Fındık: Yüksek nispette protein içermesine ek olarak, lif açısından zengindir ve vücudun gereksinim duyduğu birçok vitamin ve mineral içerir. Diyete daha fazla fındık eklemek günlük folat muhtaçlığını karşılamaya yardımcı olur.
Dana karaciğeri: Dana karaciğeri, mevcut en konsantre folat kaynaklarından biridir.
Buğday tohumu: Buğday tohumu, buğday çekirdeğinin embriyosudur. Öğütme süreci sırasında sıkça çıkarılsa da, folik asit dahil olmak üzere yüksek ölçüde konsantre vitamin, mineral ve antioksidan kaynağıdır.
Papaya: Papaya, Güney Meksika ve Orta Amerika’da yetişen, yüksek besleyici özellikte tropik bir meyvedir. Son radde lezzetli olan bu meyve ağır folat içeriğine sahiptir.
Muz: Bilhassa potasyum ve folat bakımından zengindir. Folat açısından güçlü birkaç öbür besinle birlikte günlük muhtaçlığı basitçe karşılamaya yardımcı olur.

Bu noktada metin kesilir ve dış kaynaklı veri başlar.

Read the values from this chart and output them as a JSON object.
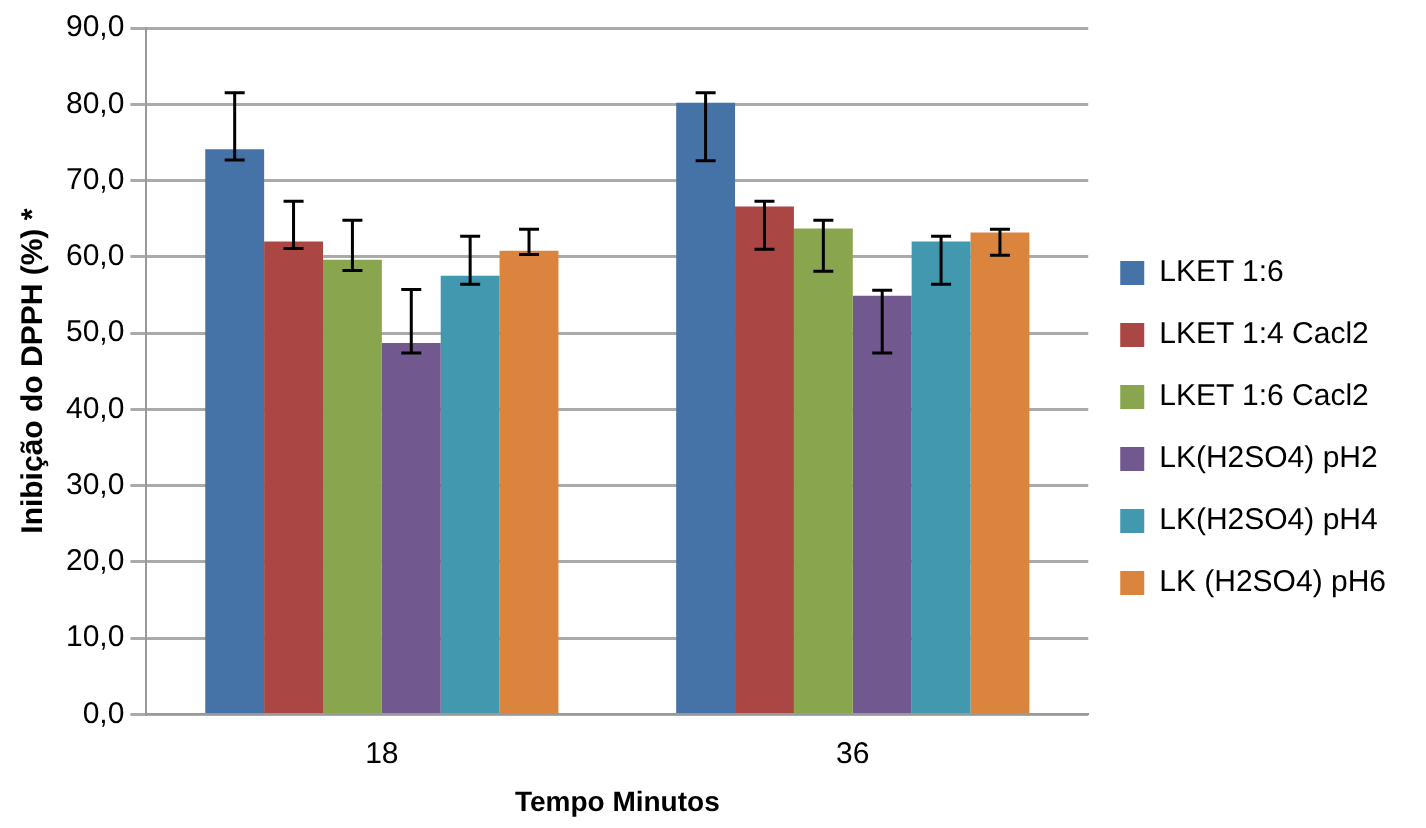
{
  "chart_data": {
    "type": "bar",
    "xlabel": "Tempo Minutos",
    "ylabel": "Inibição do DPPH (%) *",
    "categories": [
      "18",
      "36"
    ],
    "series": [
      {
        "name": "LKET 1:6",
        "color": "#4572a7",
        "values": [
          74.1,
          80.2
        ],
        "errors": [
          [
            72.7,
            81.5
          ],
          [
            72.6,
            81.5
          ]
        ]
      },
      {
        "name": "LKET 1:4 Cacl2",
        "color": "#aa4643",
        "values": [
          62.0,
          66.6
        ],
        "errors": [
          [
            61.1,
            67.3
          ],
          [
            61.0,
            67.3
          ]
        ]
      },
      {
        "name": "LKET 1:6 Cacl2",
        "color": "#89a54e",
        "values": [
          59.6,
          63.7
        ],
        "errors": [
          [
            58.2,
            64.8
          ],
          [
            58.1,
            64.8
          ]
        ]
      },
      {
        "name": "LK(H2SO4) pH2",
        "color": "#71588f",
        "values": [
          48.7,
          54.9
        ],
        "errors": [
          [
            47.4,
            55.7
          ],
          [
            47.4,
            55.6
          ]
        ]
      },
      {
        "name": "LK(H2SO4) pH4",
        "color": "#4198af",
        "values": [
          57.5,
          62.0
        ],
        "errors": [
          [
            56.4,
            62.7
          ],
          [
            56.4,
            62.7
          ]
        ]
      },
      {
        "name": "LK (H2SO4) pH6",
        "color": "#db843d",
        "values": [
          60.8,
          63.2
        ],
        "errors": [
          [
            60.3,
            63.6
          ],
          [
            60.2,
            63.6
          ]
        ]
      }
    ],
    "ylim": [
      0,
      90
    ],
    "yticks": [
      {
        "value": 0,
        "label": "0,0"
      },
      {
        "value": 10,
        "label": "10,0"
      },
      {
        "value": 20,
        "label": "20,0"
      },
      {
        "value": 30,
        "label": "30,0"
      },
      {
        "value": 40,
        "label": "40,0"
      },
      {
        "value": 50,
        "label": "50,0"
      },
      {
        "value": 60,
        "label": "60,0"
      },
      {
        "value": 70,
        "label": "70,0"
      },
      {
        "value": 80,
        "label": "80,0"
      },
      {
        "value": 90,
        "label": "90,0"
      }
    ],
    "grid": "y",
    "legend": "right"
  }
}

Avokado: Kremsi dokusu ve tereyağına benzeyen tadı nedeniyle inanılmaz kademede popülerdir. Eşsiz lezzetlerine ek olarak, folik asit de dahil olmak üzere birçok kıymetli besin unsurunun kusursuz bir kaynağıdır.

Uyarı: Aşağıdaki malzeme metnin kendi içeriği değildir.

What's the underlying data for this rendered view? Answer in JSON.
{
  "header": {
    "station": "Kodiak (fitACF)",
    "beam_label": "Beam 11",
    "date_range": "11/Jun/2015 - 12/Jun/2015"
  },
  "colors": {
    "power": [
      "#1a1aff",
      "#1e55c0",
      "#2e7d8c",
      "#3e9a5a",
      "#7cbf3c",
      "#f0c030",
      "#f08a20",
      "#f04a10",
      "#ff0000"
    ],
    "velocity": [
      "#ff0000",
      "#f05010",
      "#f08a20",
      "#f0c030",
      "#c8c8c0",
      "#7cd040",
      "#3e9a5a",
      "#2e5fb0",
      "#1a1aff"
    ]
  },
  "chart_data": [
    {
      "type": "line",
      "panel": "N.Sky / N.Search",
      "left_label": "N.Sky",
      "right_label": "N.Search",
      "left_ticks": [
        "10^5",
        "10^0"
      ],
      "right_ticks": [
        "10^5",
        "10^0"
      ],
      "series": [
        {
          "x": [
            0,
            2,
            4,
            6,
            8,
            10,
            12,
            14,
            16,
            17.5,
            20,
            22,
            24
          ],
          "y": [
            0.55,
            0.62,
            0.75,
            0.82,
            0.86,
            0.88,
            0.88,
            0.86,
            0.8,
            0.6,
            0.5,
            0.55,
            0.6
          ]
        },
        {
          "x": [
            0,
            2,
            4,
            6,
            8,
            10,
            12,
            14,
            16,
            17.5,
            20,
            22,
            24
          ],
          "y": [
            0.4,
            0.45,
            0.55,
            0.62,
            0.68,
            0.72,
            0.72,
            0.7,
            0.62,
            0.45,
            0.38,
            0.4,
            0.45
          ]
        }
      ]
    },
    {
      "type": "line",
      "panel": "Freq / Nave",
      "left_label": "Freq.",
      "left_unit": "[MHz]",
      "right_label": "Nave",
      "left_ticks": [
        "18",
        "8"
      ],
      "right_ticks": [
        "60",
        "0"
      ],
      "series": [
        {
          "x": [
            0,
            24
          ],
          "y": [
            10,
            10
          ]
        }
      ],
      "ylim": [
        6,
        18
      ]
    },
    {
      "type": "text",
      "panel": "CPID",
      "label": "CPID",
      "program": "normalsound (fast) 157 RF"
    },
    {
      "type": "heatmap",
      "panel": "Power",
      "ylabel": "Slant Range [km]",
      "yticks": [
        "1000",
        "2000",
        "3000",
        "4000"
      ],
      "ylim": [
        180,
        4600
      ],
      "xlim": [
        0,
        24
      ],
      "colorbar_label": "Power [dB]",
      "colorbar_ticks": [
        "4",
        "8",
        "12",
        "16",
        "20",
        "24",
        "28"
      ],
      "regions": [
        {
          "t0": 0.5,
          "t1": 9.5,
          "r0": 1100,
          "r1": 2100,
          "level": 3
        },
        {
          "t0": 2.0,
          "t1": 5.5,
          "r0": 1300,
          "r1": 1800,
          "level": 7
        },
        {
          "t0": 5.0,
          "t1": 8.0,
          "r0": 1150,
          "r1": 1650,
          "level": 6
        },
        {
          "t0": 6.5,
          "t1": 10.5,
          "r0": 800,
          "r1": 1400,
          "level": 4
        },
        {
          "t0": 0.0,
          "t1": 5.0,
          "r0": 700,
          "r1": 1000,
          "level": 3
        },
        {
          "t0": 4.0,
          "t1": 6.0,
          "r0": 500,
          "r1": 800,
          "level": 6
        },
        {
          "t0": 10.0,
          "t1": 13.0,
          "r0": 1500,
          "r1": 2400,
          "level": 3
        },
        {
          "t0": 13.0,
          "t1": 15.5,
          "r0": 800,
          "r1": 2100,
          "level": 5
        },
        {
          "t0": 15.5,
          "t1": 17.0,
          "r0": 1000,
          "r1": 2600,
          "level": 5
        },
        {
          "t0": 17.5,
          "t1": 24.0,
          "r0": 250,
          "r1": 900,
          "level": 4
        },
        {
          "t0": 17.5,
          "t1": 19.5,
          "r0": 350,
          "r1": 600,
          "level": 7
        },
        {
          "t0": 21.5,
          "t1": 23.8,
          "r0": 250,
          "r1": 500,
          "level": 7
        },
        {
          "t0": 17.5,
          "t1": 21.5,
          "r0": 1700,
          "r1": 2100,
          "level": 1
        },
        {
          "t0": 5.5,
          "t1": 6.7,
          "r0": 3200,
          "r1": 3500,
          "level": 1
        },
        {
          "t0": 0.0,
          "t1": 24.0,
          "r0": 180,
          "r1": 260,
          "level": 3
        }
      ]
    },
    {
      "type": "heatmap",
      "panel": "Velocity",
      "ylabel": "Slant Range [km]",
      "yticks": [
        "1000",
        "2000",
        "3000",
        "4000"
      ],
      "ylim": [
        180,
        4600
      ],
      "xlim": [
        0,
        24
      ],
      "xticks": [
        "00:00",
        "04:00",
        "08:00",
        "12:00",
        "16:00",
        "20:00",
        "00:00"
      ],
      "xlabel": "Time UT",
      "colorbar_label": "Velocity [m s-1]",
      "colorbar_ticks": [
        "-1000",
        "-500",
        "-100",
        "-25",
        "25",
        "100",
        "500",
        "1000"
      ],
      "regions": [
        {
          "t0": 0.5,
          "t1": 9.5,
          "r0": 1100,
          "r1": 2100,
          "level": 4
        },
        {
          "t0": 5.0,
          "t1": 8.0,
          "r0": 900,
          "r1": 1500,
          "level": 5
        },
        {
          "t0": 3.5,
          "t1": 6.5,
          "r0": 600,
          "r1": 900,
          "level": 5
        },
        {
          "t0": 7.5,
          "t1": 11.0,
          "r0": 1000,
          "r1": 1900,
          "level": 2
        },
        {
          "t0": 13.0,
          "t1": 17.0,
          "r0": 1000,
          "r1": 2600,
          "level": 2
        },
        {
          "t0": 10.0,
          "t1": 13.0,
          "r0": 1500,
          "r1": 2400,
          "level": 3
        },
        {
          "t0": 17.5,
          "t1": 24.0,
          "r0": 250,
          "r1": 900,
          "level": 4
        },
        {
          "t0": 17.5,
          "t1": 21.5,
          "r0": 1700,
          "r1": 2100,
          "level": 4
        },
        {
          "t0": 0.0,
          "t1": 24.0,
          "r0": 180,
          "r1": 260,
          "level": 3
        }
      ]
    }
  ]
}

FOLİK ASİT EKSİKLİĞİ NASIL ANLAŞILIR?
Folik asit suda çözünür bir B vitamini türevidir. Suda çözülmesi vücudun yağ dokularında depolanamadığı mealine gelir. Vücutta kullanılmayan fazla folik asit idrar yoluyla atılır. Bu sebeple folik asit açısından zayıf bir diyet yalnızca birkaç hafta sonra kan seviyelerinde düşmeyle sonuçlanır. Folik asit eksikliğine ekte bulunanlar faktörler şunları içerir:
-Folik asidin sindirim sisteminde iyi emilmediği çölyak yahut Crohn illeti üzere illetler
-Aşırı alkol alımı
-Sebze ve meyveleri ölçüsüz pişirerek tüketmek. Folat, ısı ile kolaylıkla tahrip olabilir.
-Hemolitik anemiler
-Fenitoin, sulfasalazin yahut trimetoprim sülfametoksazol üzere birtakım ilaçların kullanılması
-Yeterince taze meyve ve zerzevat içermeyen sıhhatsiz bir diyetle beslenmek
-Böbrek diyalizi
FOLİK ASİT EKSİKLİĞİ BELİRTİLERİ
Folik asit eksikliği belirtileri şunları içerebilir: Yorgunluk, halsizlik, uyuşukluk, sonluluk, ishal, büyümede yavaşlama, kaslarda güçsüzlük, batma, karıncalanma yahut yanma hissi üzere nörolojik belirtiler, depresyon, zihinsel karışıklık, hafıza meseleleri, yargılama ve manaya sorunları üzere ruhsal problemler.
Mide bulantısı, kusma, karın ağrısı, kilo kaybı ve ishal üzere mide-bağırsak belirtileri, baş ağrısı, baş dönmesi, nefes darlığı, solukluk.